Whitehot Magazine
"The Best Art In The World"
For the Love of (Art and) Money
By Hans Michaud
For anyone with even one eye apprehending the art world with so much as a cursory gaze, it’s no news that the business of art has become an even bigger one for the past few years. For individuals graduating college these days, no longer are the only hot and lucrative career choices the traditional shark-infested waters of Wall Street or Madison Avenue. These days, folks looking to make a bundle are also winding up in the western edge of Chelsea, between Tenth and Eleventh Avenues, occasionally showing up on East 57th Street. To say nothing of the other coast, Asia and Europe.

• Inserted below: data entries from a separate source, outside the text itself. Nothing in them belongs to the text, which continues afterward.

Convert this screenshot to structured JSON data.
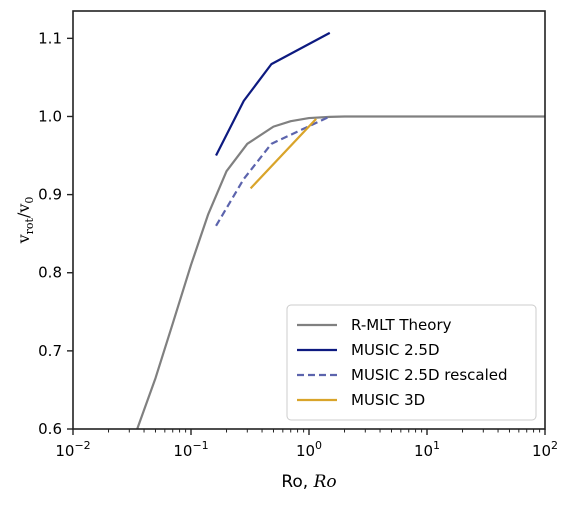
{
  "chart_data": {
    "type": "line",
    "title": "",
    "xlabel": "Ro, ",
    "xlabel_script": "Ro",
    "ylabel_main": "v",
    "ylabel_sub": "rot",
    "ylabel_slash": "/v",
    "ylabel_sub0": "0",
    "xscale": "log",
    "xlim": [
      0.01,
      100
    ],
    "ylim": [
      0.6,
      1.135
    ],
    "x_tick_values": [
      0.01,
      0.1,
      1,
      10,
      100
    ],
    "x_tick_labels": [
      {
        "base": "10",
        "exp": "−2"
      },
      {
        "base": "10",
        "exp": "−1"
      },
      {
        "base": "10",
        "exp": "0"
      },
      {
        "base": "10",
        "exp": "1"
      },
      {
        "base": "10",
        "exp": "2"
      }
    ],
    "y_ticks": [
      0.6,
      0.7,
      0.8,
      0.9,
      1.0,
      1.1
    ],
    "y_tick_labels": [
      "0.6",
      "0.7",
      "0.8",
      "0.9",
      "1.0",
      "1.1"
    ],
    "grid": false,
    "legend_position": "lower-right",
    "series": [
      {
        "name": "R-MLT Theory",
        "color": "#808080",
        "style": "solid",
        "x": [
          0.035,
          0.05,
          0.07,
          0.1,
          0.14,
          0.2,
          0.3,
          0.5,
          0.7,
          1.0,
          1.5,
          2,
          3,
          5,
          10,
          20,
          50,
          100
        ],
        "y": [
          0.6,
          0.665,
          0.735,
          0.81,
          0.875,
          0.93,
          0.965,
          0.987,
          0.994,
          0.998,
          0.9995,
          1.0,
          1.0,
          1.0,
          1.0,
          1.0,
          1.0,
          1.0
        ]
      },
      {
        "name": "MUSIC 2.5D",
        "color": "#0d1a80",
        "style": "solid",
        "x": [
          0.163,
          0.28,
          0.48,
          1.5
        ],
        "y": [
          0.95,
          1.02,
          1.067,
          1.107
        ]
      },
      {
        "name": "MUSIC 2.5D rescaled",
        "color": "#5c64ad",
        "style": "dashed",
        "x": [
          0.163,
          0.28,
          0.48,
          1.5
        ],
        "y": [
          0.86,
          0.92,
          0.965,
          1.0
        ]
      },
      {
        "name": "MUSIC 3D",
        "color": "#d9a42a",
        "style": "solid",
        "x": [
          0.32,
          1.15
        ],
        "y": [
          0.908,
          0.997
        ]
      }
    ]
  }
}
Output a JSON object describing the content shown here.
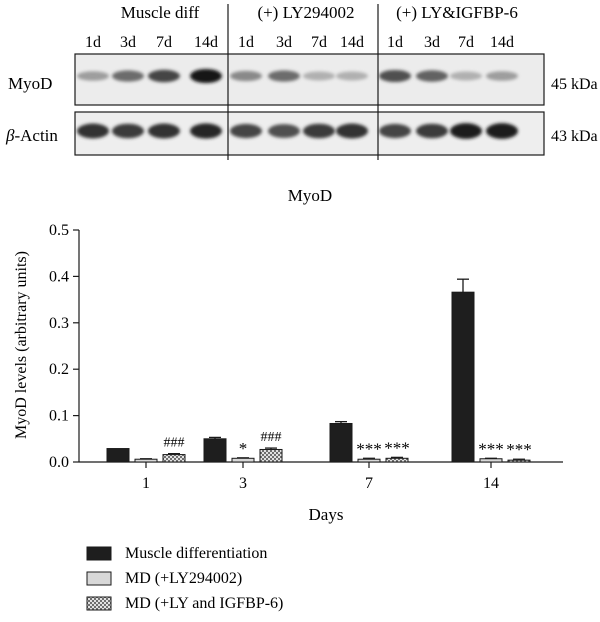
{
  "blot": {
    "group_labels": [
      "Muscle diff",
      "(+) LY294002",
      "(+) LY&IGFBP-6"
    ],
    "lane_labels": [
      "1d",
      "3d",
      "7d",
      "14d",
      "1d",
      "3d",
      "7d",
      "14d",
      "1d",
      "3d",
      "7d",
      "14d"
    ],
    "rows": [
      {
        "label_prefix": "",
        "label_main": "MyoD",
        "size": "45 kDa",
        "intensities": [
          0.3,
          0.55,
          0.75,
          1.0,
          0.4,
          0.55,
          0.2,
          0.2,
          0.7,
          0.6,
          0.2,
          0.3
        ]
      },
      {
        "label_prefix": "β",
        "label_main": "-Actin",
        "size": "43 kDa",
        "intensities": [
          0.85,
          0.8,
          0.85,
          0.9,
          0.75,
          0.7,
          0.8,
          0.85,
          0.75,
          0.8,
          0.95,
          0.95
        ]
      }
    ]
  },
  "chart_data": {
    "type": "bar",
    "title": "MyoD",
    "xlabel": "Days",
    "ylabel": "MyoD levels (arbitrary units)",
    "ylim": [
      0,
      0.5
    ],
    "yticks": [
      "0.0",
      "0.1",
      "0.2",
      "0.3",
      "0.4",
      "0.5"
    ],
    "ytick_values": [
      0,
      0.1,
      0.2,
      0.3,
      0.4,
      0.5
    ],
    "categories": [
      "1",
      "3",
      "7",
      "14"
    ],
    "series": [
      {
        "name": "Muscle differentiation",
        "values": [
          0.029,
          0.05,
          0.083,
          0.366
        ],
        "errors": [
          0.0,
          0.003,
          0.004,
          0.028
        ],
        "fill": "#1e1e1e"
      },
      {
        "name": "MD (+LY294002)",
        "values": [
          0.006,
          0.008,
          0.006,
          0.007
        ],
        "errors": [
          0.001,
          0.001,
          0.002,
          0.001
        ],
        "fill": "#d8d8d8"
      },
      {
        "name": "MD (+LY and IGFBP-6)",
        "values": [
          0.016,
          0.027,
          0.008,
          0.004
        ],
        "errors": [
          0.002,
          0.003,
          0.002,
          0.002
        ],
        "fill": "#9a9a9a"
      }
    ],
    "annotations": [
      {
        "category": 0,
        "series": 2,
        "text": "###"
      },
      {
        "category": 1,
        "series": 1,
        "text": "*"
      },
      {
        "category": 1,
        "series": 2,
        "text": "###"
      },
      {
        "category": 2,
        "series": 1,
        "text": "***"
      },
      {
        "category": 2,
        "series": 2,
        "text": "***"
      },
      {
        "category": 3,
        "series": 1,
        "text": "***"
      },
      {
        "category": 3,
        "series": 2,
        "text": "***"
      }
    ],
    "legend": {
      "position": "bottom-left",
      "pattern_series": 2
    }
  }
}
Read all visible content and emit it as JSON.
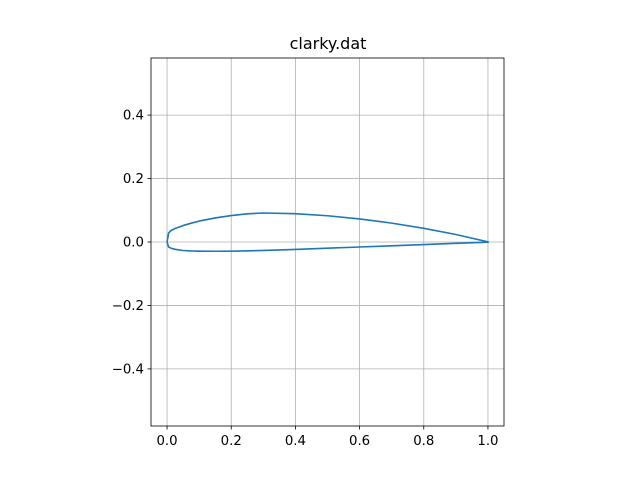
{
  "chart_data": {
    "type": "line",
    "title": "clarky.dat",
    "xlabel": "",
    "ylabel": "",
    "xlim": [
      -0.05,
      1.05
    ],
    "ylim": [
      -0.58,
      0.58
    ],
    "grid": true,
    "aspect": "equal",
    "x_ticks": [
      0.0,
      0.2,
      0.4,
      0.6,
      0.8,
      1.0
    ],
    "x_tick_labels": [
      "0.0",
      "0.2",
      "0.4",
      "0.6",
      "0.8",
      "1.0"
    ],
    "y_ticks": [
      -0.4,
      -0.2,
      0.0,
      0.2,
      0.4
    ],
    "y_tick_labels": [
      "−0.4",
      "−0.2",
      "0.0",
      "0.2",
      "0.4"
    ],
    "series": [
      {
        "name": "clarky.dat",
        "color": "#1f77b4",
        "x": [
          1.0,
          0.9,
          0.8,
          0.7,
          0.6,
          0.5,
          0.4,
          0.3,
          0.25,
          0.2,
          0.15,
          0.1,
          0.075,
          0.05,
          0.025,
          0.0125,
          0.005,
          0.0,
          0.005,
          0.0125,
          0.025,
          0.05,
          0.075,
          0.1,
          0.15,
          0.2,
          0.3,
          0.4,
          0.5,
          0.6,
          0.7,
          0.8,
          0.9,
          1.0
        ],
        "y": [
          0.0006,
          0.0237,
          0.0431,
          0.0595,
          0.0727,
          0.0827,
          0.0893,
          0.0914,
          0.0889,
          0.0834,
          0.0758,
          0.0659,
          0.0593,
          0.0518,
          0.0427,
          0.0362,
          0.0287,
          0.0,
          -0.0158,
          -0.0196,
          -0.0231,
          -0.0268,
          -0.0283,
          -0.0289,
          -0.0292,
          -0.0288,
          -0.0267,
          -0.0234,
          -0.0196,
          -0.0158,
          -0.0119,
          -0.008,
          -0.004,
          -0.0006
        ]
      }
    ]
  }
}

In addition, for anyone wishing to catch a glimpse into what the wealthy/newly-wealthy are dumping their money into, the answer is hedge funds. Hedge funds have been in the spotlight for about the same amount of time as this recent economic upswing in the art world, though they’ve been around longer than that, certainly.
Hedge funds, in essence, are privately owned investment funds. Because they are privately owned, Hedge Fund managers are rewarded on their earned returns. Hedge funds also can achieve higher-than-market profits. This is appealing to those investors who are still trying to play catch-up after the dot-com crash/bubble-burst of the early millennium.
I began this article only to illustrate a simple chart of the incredible rise and popularity of art in the international economy over the past few years. But when I began to do research, the parallel upward sloping of hedge funds and corporate takeovers/mergers caught my attention. In addition, the relationship between the art world and big business has never been this close. In fact, I’d hazard a guess that they’re not even different worlds at this point. Don’t get me wrong; the art world in the 20th Century has always been rife with greenbacks. At this point, however, it’s not only greenbacks, and it’s not only the West. And it certainly is not only traditional sources of art money.
Corporate raider Asher Edelman, who was weaned very early by his parents on “lesser impressionists” and other decorative arts, has jumped in and out of the art world throughout most of his adult life, and then some. When he wasn’t being a corporate raider, that is. The character of Gordon Gekko in Oliver Stone’s film Wall Street was supposedly based on Edelman. Heidi Neuhoff’s 57th Street space, the Neuhoff Gallery, was reborn this year as Neuhoff Edelman.
Edelman is but one instance of heavily moneyed power brokers who have been flexing muscle over the past few years within the art world. There are many, many more, and we’ve all heard stories of pieces of contemporary art fetching jaw-dropping sums of money from a Hedge Fund star or a relative stranger to the art world, stepping in both to see what all the fuss is about and making a potentially lucrative investment or two in the process.
Can anyone really blame the sharks when they express interest in the art world? Last year Willem de Kooning’s “Untitled” (1977) sold for a clean $27 million. In May this year, Andy Warhol’s “Green Car Crash” took in a cool $72 million at Christie’s.
The list goes on. Reliable sources in the comparatively small art setting of Williamsburg, Brooklyn, report that there exist New York artists, under 30-years-old, who are bringing in six-figure sums for single pieces. Is it just I, or was this unimaginable fifteen years ago?
What’s most interesting to me about this recent hockey-stick upswing is the very fact that while the business of art is very much like most other commercial ventures, art pieces, being one-of-a-kind commodities, can fluctuate wildly, depending upon a few things, for instance the fickle tastes of collectors, critics, dealers, and also depending very heavily on the tenor of the surrounding economy. Who is making the rules in the surrounding economy? Is it the Asher Edelmans? Even more importantly, is there even a point any more in differentiating the art economy from Wall Street?
I remember the first time I lived in New York City, in the late 80s. At parties in SoHo one would hear conversations relating specifically to intellectual pursuits all things Continental: Foucault, Derrida, Baudrillard, Barthes, to name only a few. Conversations would stretch to encompass topics such as Post-Structuralism, Lacan or the current crop of Lit Crit. By the late-90s the conversations were all about Bill Gates. Mere years after that, the subjects people at parties talked about ran the gamut from hedge funds to real estate and back again to hedge funds.
One last thing: Damien Hirst’s recent show at London’s White Cube included a piece titled For the Love of God. It’s a diamond-encrusted human skull, made by hand by (I’m assuming here) Hirst’s assistants. The price tag was £50 million.
I haven’t checked if anyone’s purchased it yet.
©2007 by Hans Michaud
Hans Michaud is a freelance journalist in New York.